Eliminate Desire

by Rachel Miller

March 11, 2022

ABOVE : Kadyn Pierce

It’s interesting how we become tied to our cravings and desires like they are necessary things. It’s like they are a signal that tells us we will be happier if we have this thing. But, what if the pleasure doesn’t really exist in the first place? What if it’s the idea of pleasure, the hope for reward that we are really after? And what if, knowing that this thing will not really satisfy us, we could choose something else instead? Something that would provide more reward, but at less cost and consequence?

Try an Experiment:

  • When you feel a desire for some material thing, consider choosing to not want this thing. Feel the internal protest arise and notice the internal outrage at the audacity of such a decision—why not?! It’s not bad!!—and just for now, just for this one time, stick it out as an experiment to see what happens.

    • Recall a time when you wanted something, but didn’t fulfill it. In the moment it was hard, but a little while later you realized it didn’t change anything. You didn’t regret not having that bag of chips, buying that jacket. In the moment of decision, it feels painful, like you are preventing joy from happening, but the moments that follow, you don’t care anymore. You don’t care because you didn’t miss out on anything. It wasn’t a source of joy or fulfillment in the first place.
    • Recall that it doesn’t matter if something is “good” or “bad,” but if it’s fulfilling. This isn’t about denying desire, but choosing an alternate desire that will provide the greatest gain. It’s about doing what will make you most satisfied. Your perception is that you preventing yourself from experiencing joy by choosing an alternate desire, but you’re not. You are effectively fulfilling your needs. You are providing ultimate satisfaction instead.

  • Choose to want something else. Consider what reward you were seeking from that initial desire: sensory gain, stimulation, fun? Consider other options. What else will provide reward and satisfaction?

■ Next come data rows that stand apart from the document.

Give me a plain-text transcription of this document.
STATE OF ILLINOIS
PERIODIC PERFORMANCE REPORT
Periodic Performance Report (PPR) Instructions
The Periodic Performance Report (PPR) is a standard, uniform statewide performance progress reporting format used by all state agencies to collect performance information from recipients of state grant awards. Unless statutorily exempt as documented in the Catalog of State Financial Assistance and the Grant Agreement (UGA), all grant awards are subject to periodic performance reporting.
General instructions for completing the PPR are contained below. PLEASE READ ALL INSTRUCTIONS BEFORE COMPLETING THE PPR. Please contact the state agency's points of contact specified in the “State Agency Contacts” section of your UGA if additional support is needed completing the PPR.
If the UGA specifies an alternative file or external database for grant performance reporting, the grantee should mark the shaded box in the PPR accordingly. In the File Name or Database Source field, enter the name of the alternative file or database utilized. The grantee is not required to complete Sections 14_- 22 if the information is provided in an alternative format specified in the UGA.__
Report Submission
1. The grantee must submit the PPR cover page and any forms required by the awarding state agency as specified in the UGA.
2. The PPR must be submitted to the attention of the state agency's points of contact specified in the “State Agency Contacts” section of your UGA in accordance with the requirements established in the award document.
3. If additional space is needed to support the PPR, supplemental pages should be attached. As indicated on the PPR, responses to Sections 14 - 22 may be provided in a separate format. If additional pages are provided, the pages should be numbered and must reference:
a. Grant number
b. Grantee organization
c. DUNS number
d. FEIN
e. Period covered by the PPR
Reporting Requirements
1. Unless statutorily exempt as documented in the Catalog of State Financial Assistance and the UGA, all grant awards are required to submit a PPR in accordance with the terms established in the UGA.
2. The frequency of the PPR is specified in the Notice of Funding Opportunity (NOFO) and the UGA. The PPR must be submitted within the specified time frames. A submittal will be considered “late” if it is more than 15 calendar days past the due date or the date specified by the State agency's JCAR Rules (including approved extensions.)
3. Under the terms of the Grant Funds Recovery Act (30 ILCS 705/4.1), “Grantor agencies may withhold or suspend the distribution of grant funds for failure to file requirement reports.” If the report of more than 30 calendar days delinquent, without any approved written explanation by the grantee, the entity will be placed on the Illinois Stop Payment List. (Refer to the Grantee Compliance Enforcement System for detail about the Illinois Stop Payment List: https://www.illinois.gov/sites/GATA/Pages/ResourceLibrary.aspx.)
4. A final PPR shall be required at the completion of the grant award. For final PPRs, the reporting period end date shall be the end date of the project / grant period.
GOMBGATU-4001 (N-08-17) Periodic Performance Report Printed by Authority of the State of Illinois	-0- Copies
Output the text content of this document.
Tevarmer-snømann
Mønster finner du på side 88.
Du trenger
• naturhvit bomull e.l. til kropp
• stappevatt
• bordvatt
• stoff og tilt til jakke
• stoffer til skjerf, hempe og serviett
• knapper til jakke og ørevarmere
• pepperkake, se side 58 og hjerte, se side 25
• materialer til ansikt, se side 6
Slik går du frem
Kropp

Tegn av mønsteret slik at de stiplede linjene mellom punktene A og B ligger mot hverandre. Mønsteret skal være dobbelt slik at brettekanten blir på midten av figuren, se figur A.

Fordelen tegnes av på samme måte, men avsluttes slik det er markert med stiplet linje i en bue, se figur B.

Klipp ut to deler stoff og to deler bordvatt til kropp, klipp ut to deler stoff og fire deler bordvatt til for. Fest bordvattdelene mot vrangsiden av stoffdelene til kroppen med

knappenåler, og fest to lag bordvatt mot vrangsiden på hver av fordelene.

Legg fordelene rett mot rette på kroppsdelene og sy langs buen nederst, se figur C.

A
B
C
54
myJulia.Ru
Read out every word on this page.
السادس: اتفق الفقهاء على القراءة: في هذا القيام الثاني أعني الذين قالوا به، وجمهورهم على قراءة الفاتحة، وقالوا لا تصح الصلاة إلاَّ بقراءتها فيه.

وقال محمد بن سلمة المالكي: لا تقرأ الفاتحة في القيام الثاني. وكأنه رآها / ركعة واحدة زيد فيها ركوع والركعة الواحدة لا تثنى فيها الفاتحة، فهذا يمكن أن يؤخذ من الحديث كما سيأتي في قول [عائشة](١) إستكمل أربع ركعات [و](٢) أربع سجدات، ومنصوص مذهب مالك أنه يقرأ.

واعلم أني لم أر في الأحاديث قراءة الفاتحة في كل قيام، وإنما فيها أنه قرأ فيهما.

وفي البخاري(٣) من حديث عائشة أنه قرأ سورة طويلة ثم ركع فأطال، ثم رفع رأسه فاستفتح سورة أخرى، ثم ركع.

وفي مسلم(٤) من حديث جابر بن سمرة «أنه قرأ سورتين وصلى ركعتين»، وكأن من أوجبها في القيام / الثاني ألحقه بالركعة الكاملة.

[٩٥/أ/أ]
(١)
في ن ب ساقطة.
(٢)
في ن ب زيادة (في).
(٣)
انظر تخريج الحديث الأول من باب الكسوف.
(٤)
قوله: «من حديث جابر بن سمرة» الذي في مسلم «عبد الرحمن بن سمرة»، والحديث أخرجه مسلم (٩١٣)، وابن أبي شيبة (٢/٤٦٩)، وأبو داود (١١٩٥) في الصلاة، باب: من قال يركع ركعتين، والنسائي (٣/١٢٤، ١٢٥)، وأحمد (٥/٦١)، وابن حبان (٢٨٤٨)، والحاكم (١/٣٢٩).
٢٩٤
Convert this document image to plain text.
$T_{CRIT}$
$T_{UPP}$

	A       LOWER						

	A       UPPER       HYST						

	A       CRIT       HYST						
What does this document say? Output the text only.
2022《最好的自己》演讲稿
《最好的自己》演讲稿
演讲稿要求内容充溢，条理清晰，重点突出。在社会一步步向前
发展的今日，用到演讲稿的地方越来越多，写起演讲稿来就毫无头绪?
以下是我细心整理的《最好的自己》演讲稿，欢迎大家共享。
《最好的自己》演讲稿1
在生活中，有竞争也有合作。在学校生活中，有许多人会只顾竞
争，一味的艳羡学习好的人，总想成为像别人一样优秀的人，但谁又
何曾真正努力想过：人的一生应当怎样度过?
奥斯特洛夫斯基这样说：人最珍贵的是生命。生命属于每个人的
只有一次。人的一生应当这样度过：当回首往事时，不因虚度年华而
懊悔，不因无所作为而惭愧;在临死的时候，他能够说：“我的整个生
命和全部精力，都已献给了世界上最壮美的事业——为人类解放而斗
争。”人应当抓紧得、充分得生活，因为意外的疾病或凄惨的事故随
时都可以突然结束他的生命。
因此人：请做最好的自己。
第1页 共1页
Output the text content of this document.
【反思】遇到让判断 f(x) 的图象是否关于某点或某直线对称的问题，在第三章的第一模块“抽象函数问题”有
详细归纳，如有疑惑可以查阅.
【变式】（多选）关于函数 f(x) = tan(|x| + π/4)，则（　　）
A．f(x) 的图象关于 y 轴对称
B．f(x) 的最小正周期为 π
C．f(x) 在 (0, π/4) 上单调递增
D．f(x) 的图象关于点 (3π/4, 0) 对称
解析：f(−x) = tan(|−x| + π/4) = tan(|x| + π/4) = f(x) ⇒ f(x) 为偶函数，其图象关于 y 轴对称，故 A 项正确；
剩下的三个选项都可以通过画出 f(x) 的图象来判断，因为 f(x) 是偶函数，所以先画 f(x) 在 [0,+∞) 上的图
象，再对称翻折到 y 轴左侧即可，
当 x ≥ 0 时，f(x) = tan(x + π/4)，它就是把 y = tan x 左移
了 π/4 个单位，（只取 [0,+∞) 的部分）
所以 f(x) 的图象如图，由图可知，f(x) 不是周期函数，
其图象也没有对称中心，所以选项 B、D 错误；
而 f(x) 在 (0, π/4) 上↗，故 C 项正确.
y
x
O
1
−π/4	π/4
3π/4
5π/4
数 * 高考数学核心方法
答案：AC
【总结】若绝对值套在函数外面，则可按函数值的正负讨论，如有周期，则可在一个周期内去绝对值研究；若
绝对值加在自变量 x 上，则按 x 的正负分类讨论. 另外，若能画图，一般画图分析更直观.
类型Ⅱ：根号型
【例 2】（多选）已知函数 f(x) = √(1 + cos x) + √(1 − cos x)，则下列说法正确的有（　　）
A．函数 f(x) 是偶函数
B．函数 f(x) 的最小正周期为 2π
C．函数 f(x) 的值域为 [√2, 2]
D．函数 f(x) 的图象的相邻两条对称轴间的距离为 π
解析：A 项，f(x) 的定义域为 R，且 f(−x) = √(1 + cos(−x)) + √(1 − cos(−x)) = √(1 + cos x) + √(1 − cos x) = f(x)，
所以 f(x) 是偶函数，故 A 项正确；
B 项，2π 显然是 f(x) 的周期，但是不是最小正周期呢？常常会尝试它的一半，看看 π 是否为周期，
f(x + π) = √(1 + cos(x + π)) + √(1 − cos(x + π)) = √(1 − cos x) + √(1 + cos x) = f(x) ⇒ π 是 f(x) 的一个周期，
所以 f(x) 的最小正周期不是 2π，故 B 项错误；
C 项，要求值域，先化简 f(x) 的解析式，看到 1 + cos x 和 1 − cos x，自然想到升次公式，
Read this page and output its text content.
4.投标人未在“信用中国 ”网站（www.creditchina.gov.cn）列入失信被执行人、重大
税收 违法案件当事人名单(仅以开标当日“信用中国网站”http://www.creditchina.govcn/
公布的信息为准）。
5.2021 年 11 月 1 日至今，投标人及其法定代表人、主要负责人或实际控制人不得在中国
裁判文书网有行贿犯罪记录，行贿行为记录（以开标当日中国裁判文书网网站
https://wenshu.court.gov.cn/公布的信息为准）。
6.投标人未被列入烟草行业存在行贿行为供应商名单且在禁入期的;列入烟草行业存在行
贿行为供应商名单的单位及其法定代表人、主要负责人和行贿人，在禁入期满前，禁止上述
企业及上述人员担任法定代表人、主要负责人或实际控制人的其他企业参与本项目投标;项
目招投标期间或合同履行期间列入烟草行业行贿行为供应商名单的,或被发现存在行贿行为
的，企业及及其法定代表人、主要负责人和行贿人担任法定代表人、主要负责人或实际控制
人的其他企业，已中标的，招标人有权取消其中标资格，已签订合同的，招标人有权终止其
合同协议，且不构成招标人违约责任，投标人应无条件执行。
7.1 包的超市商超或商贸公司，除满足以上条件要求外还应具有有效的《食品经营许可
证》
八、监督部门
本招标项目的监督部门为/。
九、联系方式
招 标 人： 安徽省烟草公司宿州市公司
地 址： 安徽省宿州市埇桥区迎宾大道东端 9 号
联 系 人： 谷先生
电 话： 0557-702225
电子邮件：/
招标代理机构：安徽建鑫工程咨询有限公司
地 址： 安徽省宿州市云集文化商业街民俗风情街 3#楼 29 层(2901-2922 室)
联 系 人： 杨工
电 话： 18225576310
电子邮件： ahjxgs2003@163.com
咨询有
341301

  • Once you’ve made your choice, expect the internal protests, the resistance, to arise: Don’t be so hard on yourself! Why are you being so strict—it’s not a bad thing! You deserve it! This is normal. It always feels this way. Painful. It feels limiting, unnatural–like you are taking joy away, even if you are not. Expect it each time you choose an alternate desire than the immediate one. And remind yourself: this feeling, this discomfort, is temporary. In 15 minutes or so, you will feel better. You’ll want something else. You’ll be grateful to your present self for making this decision and sticking it through. Then, focus all your attention and energy on fulfilling that alternate desire instead.